歩智は口は悪いし態度も悪いけれど、和茅に大して嘘をついたことは一度もない。

 だから、信じたい――。


 一瞬、名前を呼ばれたような気がして、和茅ははっと背後に視線を向けた。足下から注意が逸れたその拍子に、和茅はなにかに蹴躓き体の均衡を崩した。


「きゃっ!」


 慌てて地面に手をついて体を支えようとした。が、その手はどこまでいっても、なににも触れることがなかった。

 ぎょっとして手元を見ると、その下には真っ暗な闇が続いているだけだった。

 地面がない。地割れの跡のようだった。深い亀裂が、どこまでも続いている。


 落ちる――。


「歩智――っ!!」 

「和茅っ!」


 すぐ傍で名を呼ぶ声が聞こえ、和茅は目を見開いた。

 視界に飛び込んできたのは、月光に輝く青灰色の髪だった。必死に手を伸ばす。歩智が地面の淵から腕を差し出している。

 ふたりの指先が、僅かにかすった。ダメだ、届かない――。


 和茅が絶望に顔を歪ませたそのとき、歩智が宙に身を躍らせた。

 落下しながら、歩智は和茅の腕をぐいと掴み、自分のほうへと抱き寄せる。


「歩智っ……」

「追いついたぜ」


 歩智がどうだと言わんばかりににやりと笑みを浮かべる。


「莫迦っ! 一緒に落ちてどうするのよ!」

「約束は守らねえとな」

「でも――」


 このままじゃあ、ふたりとも助からない。


「大丈夫だ。
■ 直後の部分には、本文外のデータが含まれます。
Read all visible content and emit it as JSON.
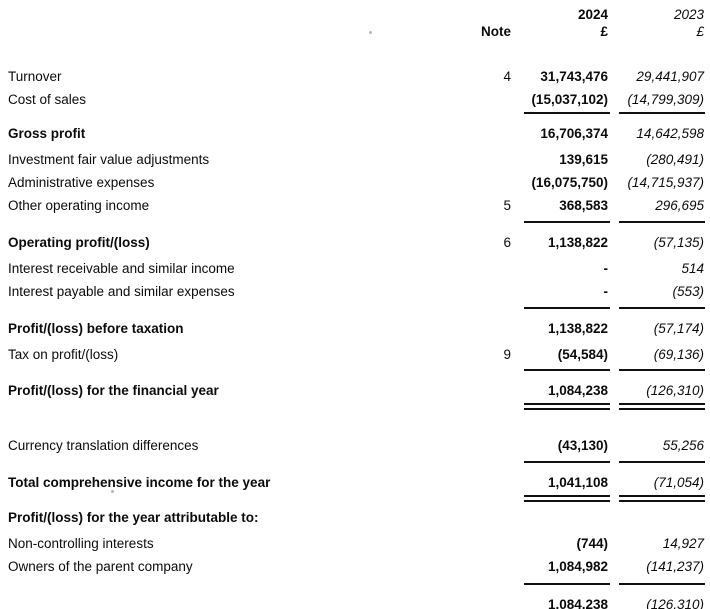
{
  "document": {
    "kind": "profit-and-loss-statement",
    "columns": {
      "note_header": "Note",
      "year_current": "2024",
      "year_prior": "2023",
      "currency_current": "£",
      "currency_prior": "£"
    }
  },
  "rows": [
    {
      "type": "row",
      "variant": "head",
      "gap": "g6",
      "label": "",
      "note": "",
      "c1": "2024",
      "c2": "2023"
    },
    {
      "type": "row",
      "variant": "head",
      "gap": "g0",
      "label": "",
      "note": "Note",
      "c1": "£",
      "c2": "£"
    },
    {
      "type": "row",
      "gap": "g25",
      "bold": false,
      "label": "Turnover",
      "note": "4",
      "c1": "31,743,476",
      "c2": "29,441,907"
    },
    {
      "type": "row",
      "gap": "g0",
      "bold": false,
      "label": "Cost of sales",
      "note": "",
      "c1": "(15,037,102)",
      "c2": "(14,799,309)"
    },
    {
      "type": "rule",
      "gap": "g1"
    },
    {
      "type": "row",
      "gap": "g8",
      "bold": true,
      "label": "Gross profit",
      "note": "",
      "c1": "16,706,374",
      "c2": "14,642,598"
    },
    {
      "type": "row",
      "gap": "g3",
      "bold": false,
      "label": "Investment fair value adjustments",
      "note": "",
      "c1": "139,615",
      "c2": "(280,491)"
    },
    {
      "type": "row",
      "gap": "g0",
      "bold": false,
      "label": "Administrative expenses",
      "note": "",
      "c1": "(16,075,750)",
      "c2": "(14,715,937)"
    },
    {
      "type": "row",
      "gap": "g0",
      "bold": false,
      "label": "Other operating income",
      "note": "5",
      "c1": "368,583",
      "c2": "296,695"
    },
    {
      "type": "rule",
      "gap": "g4"
    },
    {
      "type": "row",
      "gap": "g8",
      "bold": true,
      "label": "Operating profit/(loss)",
      "note": "6",
      "c1": "1,138,822",
      "c2": "(57,135)"
    },
    {
      "type": "row",
      "gap": "g3",
      "bold": false,
      "label": "Interest receivable and similar income",
      "note": "",
      "c1": "-",
      "c2": "514"
    },
    {
      "type": "row",
      "gap": "g0",
      "bold": false,
      "label": "Interest payable and similar expenses",
      "note": "",
      "c1": "-",
      "c2": "(553)"
    },
    {
      "type": "rule",
      "gap": "g4"
    },
    {
      "type": "row",
      "gap": "g8",
      "bold": true,
      "label": "Profit/(loss) before taxation",
      "note": "",
      "c1": "1,138,822",
      "c2": "(57,174)"
    },
    {
      "type": "row",
      "gap": "g3",
      "bold": false,
      "label": "Tax on profit/(loss)",
      "note": "9",
      "c1": "(54,584)",
      "c2": "(69,136)"
    },
    {
      "type": "rule",
      "gap": "g3"
    },
    {
      "type": "row",
      "gap": "g8",
      "bold": true,
      "label": "Profit/(loss) for the financial year",
      "note": "",
      "c1": "1,084,238",
      "c2": "(126,310)"
    },
    {
      "type": "dblrule",
      "gap": "g1"
    },
    {
      "type": "row",
      "gap": "g24",
      "bold": false,
      "label": "Currency translation differences",
      "note": "",
      "c1": "(43,130)",
      "c2": "55,256"
    },
    {
      "type": "rule",
      "gap": "g4"
    },
    {
      "type": "row",
      "gap": "g8",
      "bold": true,
      "label": "Total comprehensive income for the year",
      "note": "",
      "c1": "1,041,108",
      "c2": "(71,054)"
    },
    {
      "type": "dblrule",
      "gap": "g1"
    },
    {
      "type": "row",
      "gap": "g4",
      "bold": true,
      "label": "Profit/(loss) for the year attributable to:",
      "note": "",
      "c1": "",
      "c2": ""
    },
    {
      "type": "row",
      "gap": "g3",
      "bold": false,
      "label": "Non-controlling interests",
      "note": "",
      "c1": "(744)",
      "c2": "14,927"
    },
    {
      "type": "row",
      "gap": "g0",
      "bold": false,
      "label": "Owners of the parent company",
      "note": "",
      "c1": "1,084,982",
      "c2": "(141,237)"
    },
    {
      "type": "rule",
      "gap": "g5"
    },
    {
      "type": "row",
      "gap": "g8",
      "bold": false,
      "label": "",
      "note": "",
      "c1": "1,084,238",
      "c2": "(126,310)"
    }
  ]
}
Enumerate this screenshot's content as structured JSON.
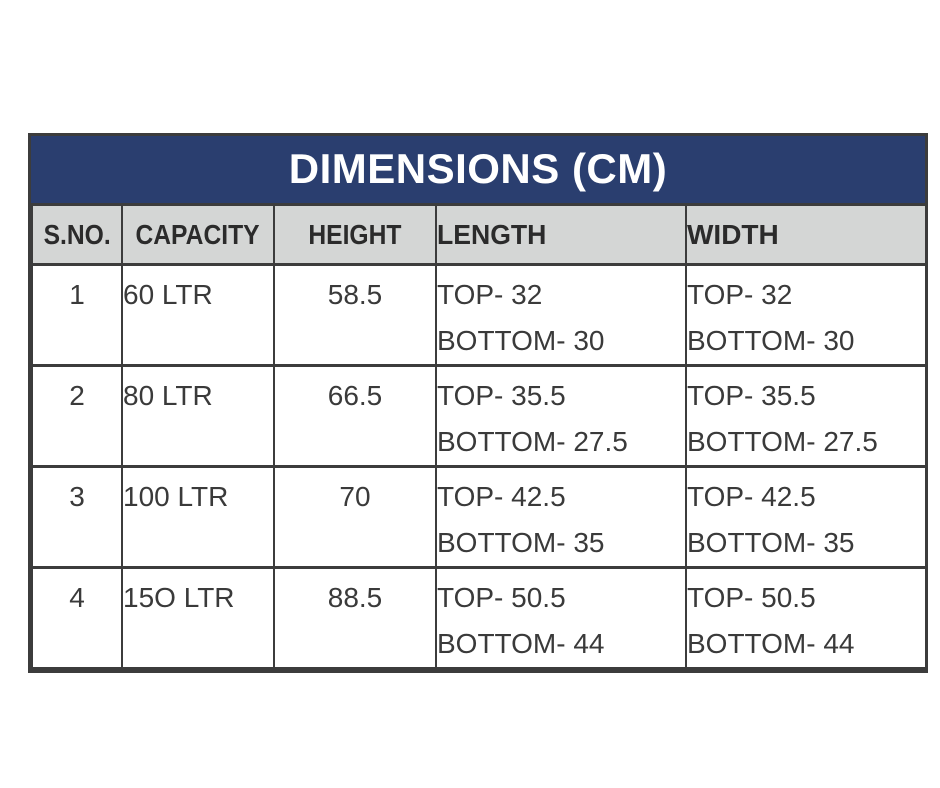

おれがついてる」


 和茅を抱く歩智の手に力がこめられる。落下はどこまでも止まらない。

 けれど、歩智の言葉には、和茅を信じさせるだけの力があった。

 そう、歩智はあの幻獣をどうにかして、約束どおり和茅に追いついてくれた。今回も、歩智が大丈夫だと言うのなら、本当にそうなのかもしれない。


 歩智なら、信じてもいいかもしれない。そう思った。

 もし、たとえそれが嘘だったとしても、それでもいい――。


「うん――。ありがとう、歩智」


 歩智と一緒なら、怖くない。

 和茅は目を閉じ、ぎゅっと歩智を抱き返した。